The Vicar of VHS said...

@Tenebrous Kate--Thanks so much for the kind words! I guess I can go ahead and purchase my "BIGGER THAN JESUS" t-shirt now, with your kind endorsement! ;)

As to your question, I don't think the OWA Beast is ever referred to as a "skunk ape," but I'm pretty sure the term is mentioned at least once. To watch or not--I leave it up to your conscience and booze budget.

@Al Bruno III--I try to provide only the best for my friends and parishioners! If I have to wade through a bunch of awfulness to come up with one image of an undersized Bigfoot rogering a hapless Tweetie-girl, then by god that's what I'll do!

@Joe Monster--I would wear such a medal with pride! In fact, I'd wear nothing else! Thanks for stopping by and saying nice things. You make the world better by so doing.

Samuel Wilson said...

Vicar, "gazoonie" looked like carny lingo when I first saw it, and Urban Dictionary confirms my hunch. I suspect the root word is "goon" and that the term applies just as well to the crew that produced this film as to the characters in it. Those Beast scenes reminded me of nothing so much as Surrender Cinema movies, but in those the effects are part of the joke.

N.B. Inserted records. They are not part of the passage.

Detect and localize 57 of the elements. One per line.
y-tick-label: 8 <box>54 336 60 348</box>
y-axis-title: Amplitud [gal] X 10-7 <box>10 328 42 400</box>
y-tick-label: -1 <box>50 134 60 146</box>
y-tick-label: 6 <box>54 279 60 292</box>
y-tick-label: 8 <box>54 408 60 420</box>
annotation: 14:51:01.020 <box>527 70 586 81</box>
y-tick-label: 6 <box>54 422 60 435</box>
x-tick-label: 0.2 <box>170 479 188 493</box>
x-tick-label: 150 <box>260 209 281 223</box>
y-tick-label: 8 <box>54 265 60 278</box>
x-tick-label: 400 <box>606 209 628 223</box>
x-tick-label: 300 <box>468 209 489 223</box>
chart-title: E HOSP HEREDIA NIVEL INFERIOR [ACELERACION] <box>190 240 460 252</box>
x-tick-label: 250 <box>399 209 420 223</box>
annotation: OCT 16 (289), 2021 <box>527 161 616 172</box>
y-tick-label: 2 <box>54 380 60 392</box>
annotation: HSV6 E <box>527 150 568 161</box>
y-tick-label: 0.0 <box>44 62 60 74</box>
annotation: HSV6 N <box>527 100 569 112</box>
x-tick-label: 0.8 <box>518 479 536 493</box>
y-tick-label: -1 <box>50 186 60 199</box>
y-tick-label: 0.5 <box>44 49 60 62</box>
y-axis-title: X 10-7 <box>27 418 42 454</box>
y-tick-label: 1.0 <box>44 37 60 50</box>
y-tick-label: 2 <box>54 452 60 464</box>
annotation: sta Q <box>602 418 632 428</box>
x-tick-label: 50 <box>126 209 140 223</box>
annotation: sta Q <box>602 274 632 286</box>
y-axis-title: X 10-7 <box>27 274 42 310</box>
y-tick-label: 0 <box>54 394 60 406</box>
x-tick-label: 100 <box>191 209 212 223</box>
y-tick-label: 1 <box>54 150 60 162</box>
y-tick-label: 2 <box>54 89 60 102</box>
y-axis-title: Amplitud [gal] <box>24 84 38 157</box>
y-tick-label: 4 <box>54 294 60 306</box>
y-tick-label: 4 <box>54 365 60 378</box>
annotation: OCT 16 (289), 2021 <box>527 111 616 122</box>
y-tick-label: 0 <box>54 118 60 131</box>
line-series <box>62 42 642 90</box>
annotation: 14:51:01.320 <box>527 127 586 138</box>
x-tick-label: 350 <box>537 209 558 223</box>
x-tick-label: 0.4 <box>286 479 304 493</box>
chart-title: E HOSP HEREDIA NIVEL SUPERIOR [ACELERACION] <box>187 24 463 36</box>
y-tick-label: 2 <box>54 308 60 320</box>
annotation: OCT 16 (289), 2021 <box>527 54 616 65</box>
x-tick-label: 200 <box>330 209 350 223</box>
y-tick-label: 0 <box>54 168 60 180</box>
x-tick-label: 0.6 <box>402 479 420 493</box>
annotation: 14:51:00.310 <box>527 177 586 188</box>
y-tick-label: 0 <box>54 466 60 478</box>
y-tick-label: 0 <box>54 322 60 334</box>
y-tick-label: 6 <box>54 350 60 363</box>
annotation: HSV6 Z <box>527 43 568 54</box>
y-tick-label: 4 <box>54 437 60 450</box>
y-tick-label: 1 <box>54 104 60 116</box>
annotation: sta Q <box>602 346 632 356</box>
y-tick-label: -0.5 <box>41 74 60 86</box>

I'm glad someone took the dare implicit in Mr. Adams's book. You're a braver soul than I am.

The Vicar of VHS said...

@Samuel--Educational and informative as always! Thanks for that--whatever disappointment I may have that Friedman *didn't* come up with the term himself, it is considerably allayed by the implied probability that the man himself has a carny history! According to his imdb biography he ran some "hygiene film" road shows early in his career--perhaps that's the carny connection?

Thanks again for pointing me toward Adams' book--I think I'll be getting a few more viewing suggestions from there for coming reviews!

Anonymous said...

Alas, I don't think I have the stamina for this one -- w/ or w/o the fortification of alcohol. But thank you for your intrepid review, sir.
Is it just me, or does the creature in the cover artwork look like John Astin of "The Addams Family"? Was this a marketing ploy?